Replicating data between regions is expensive on AWS:

Data transfer between AWS regions: $0.02/GB (inter-region)
PostgreSQL WAL replication: proportional to write volume

At 100GB/day write volume:
  Monthly replication cost: 100 × 30 × $0.02 = $60/month

Object storage (S3) cross-region replication:
  Per-object replication fee: $0.015 per 1,000 objects
  Plus: storage in both regions
  Plus: data transfer fees

For read-only replicas in other regions (analytics workloads):
  DMS or pglogical replication: simpler and cheaper than full multi-region

Chaos Budgets: Trading Money for Confidence

Redundancy is an insurance policy. The premium is ongoing infrastructure cost; the payout is surviving failures without downtime. Size your insurance to your actual risk:

Risk matrix for a B2B SaaS:
  Application server failure (weekly): N+1 handles → no downtime
  Database failure (monthly): Multi-AZ → 60s downtime
  AZ failure (yearly): Multi-AZ → handled
  Region failure (multi-year): accept the risk OR pay for multi-region

Cost to handle each:
  N+1 app servers: +50% app server cost
  Multi-AZ DB: +$140/month (2x RDS)
  Multi-region: +$2,000/month (full replica)

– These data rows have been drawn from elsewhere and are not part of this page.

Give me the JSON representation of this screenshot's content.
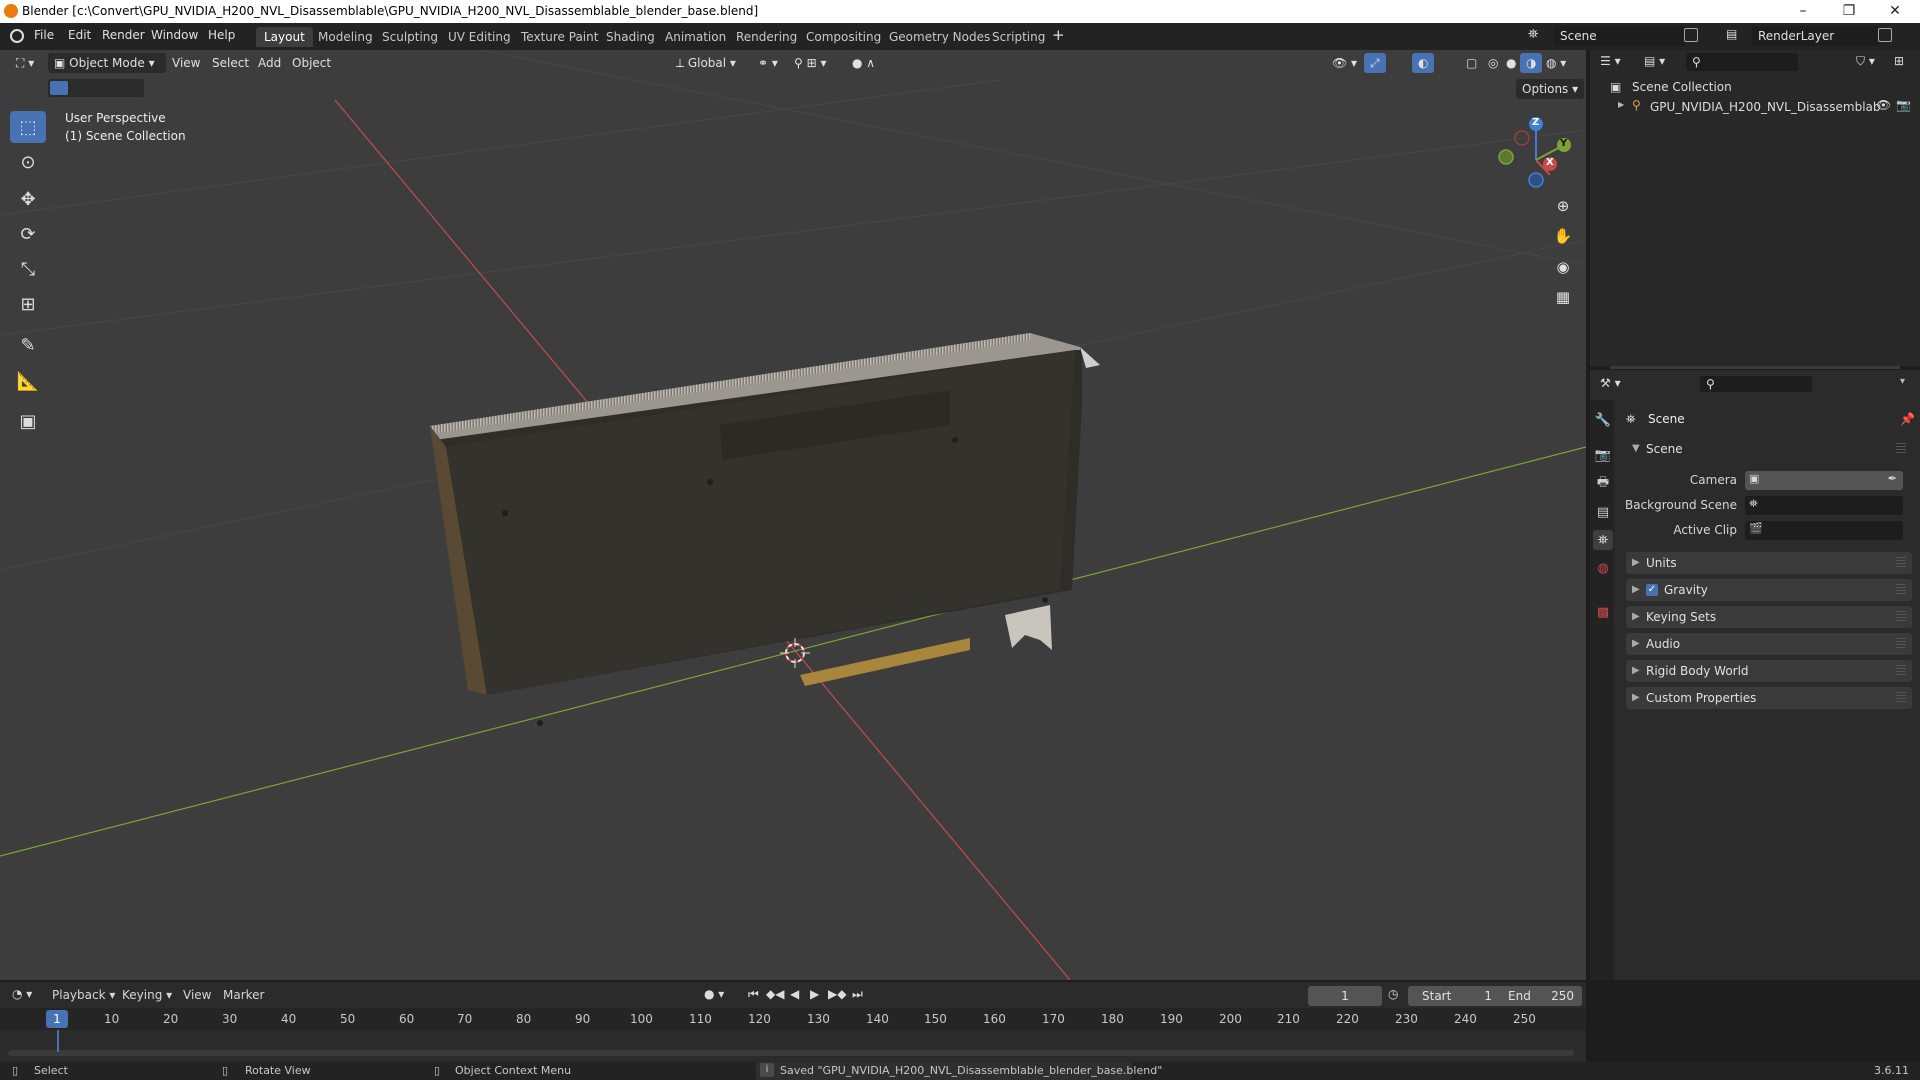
{
  "window": {
    "title": "Blender [c:\\Convert\\GPU_NVIDIA_H200_NVL_Disassemblable\\GPU_NVIDIA_H200_NVL_Disassemblable_blender_base.blend]",
    "minimize": "–",
    "maximize": "❐",
    "close": "✕"
  },
  "menubar": {
    "items": [
      "File",
      "Edit",
      "Render",
      "Window",
      "Help"
    ]
  },
  "workspaces": {
    "tabs": [
      "Layout",
      "Modeling",
      "Sculpting",
      "UV Editing",
      "Texture Paint",
      "Shading",
      "Animation",
      "Rendering",
      "Compositing",
      "Geometry Nodes",
      "Scripting"
    ],
    "active": "Layout",
    "add": "+"
  },
  "scene_selector": {
    "value": "Scene"
  },
  "renderlayer_selector": {
    "value": "RenderLayer"
  },
  "viewport_header": {
    "mode": "Object Mode",
    "menus": [
      "View",
      "Select",
      "Add",
      "Object"
    ],
    "orientation": "Global",
    "options": "Options"
  },
  "viewport": {
    "perspective_label": "User Perspective",
    "collection_label": "(1) Scene Collection",
    "gizmo": {
      "x": "X",
      "y": "Y",
      "z": "Z"
    }
  },
  "outliner": {
    "root": "Scene Collection",
    "items": [
      {
        "label": "GPU_NVIDIA_H200_NVL_Disassemblab"
      }
    ]
  },
  "properties": {
    "header": "Scene",
    "section": "Scene",
    "fields": [
      {
        "label": "Camera"
      },
      {
        "label": "Background Scene"
      },
      {
        "label": "Active Clip"
      }
    ],
    "panels": [
      {
        "label": "Units",
        "checkbox": false
      },
      {
        "label": "Gravity",
        "checkbox": true
      },
      {
        "label": "Keying Sets",
        "checkbox": false
      },
      {
        "label": "Audio",
        "checkbox": false
      },
      {
        "label": "Rigid Body World",
        "checkbox": false
      },
      {
        "label": "Custom Properties",
        "checkbox": false
      }
    ]
  },
  "timeline": {
    "menus": [
      "Playback",
      "Keying",
      "View",
      "Marker"
    ],
    "current_frame": "1",
    "start_label": "Start",
    "start_value": "1",
    "end_label": "End",
    "end_value": "250",
    "ticks": [
      "1",
      "10",
      "20",
      "30",
      "40",
      "50",
      "60",
      "70",
      "80",
      "90",
      "100",
      "110",
      "120",
      "130",
      "140",
      "150",
      "160",
      "170",
      "180",
      "190",
      "200",
      "210",
      "220",
      "230",
      "240",
      "250"
    ]
  },
  "statusbar": {
    "select": "Select",
    "rotate": "Rotate View",
    "context": "Object Context Menu",
    "message": "Saved \"GPU_NVIDIA_H200_NVL_Disassemblable_blender_base.blend\"",
    "version": "3.6.11"
  },
  "colors": {
    "accent": "#4772b3",
    "x_axis": "#c84a4a",
    "y_axis": "#7aa33a",
    "z_axis": "#3f7fd6"
  }
}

Acceptable risk decision: cover everything up to AZ failure, accept region failure.
Total redundancy cost: ~$350/month

Operational Cost of Redundancy

Hardware cost is visible. Operational cost is not:

Complexity tax:

• More components to monitor
• More failure modes to test
• More runbooks to write and maintain
• Failover procedures to practice quarterly

Testing debt: Untested failover fails at the worst moment. Add chaos testing (chapter in chaos-resilience) and game days. Budget 1-2 engineer-days per quarter for HA testing.

The simplicity premium: Many teams run their production on 2 app servers + managed DB + managed Redis. Simple to reason about, fast to fix when something breaks, cheap to operate. Add complexity only when the math above shows it pays off.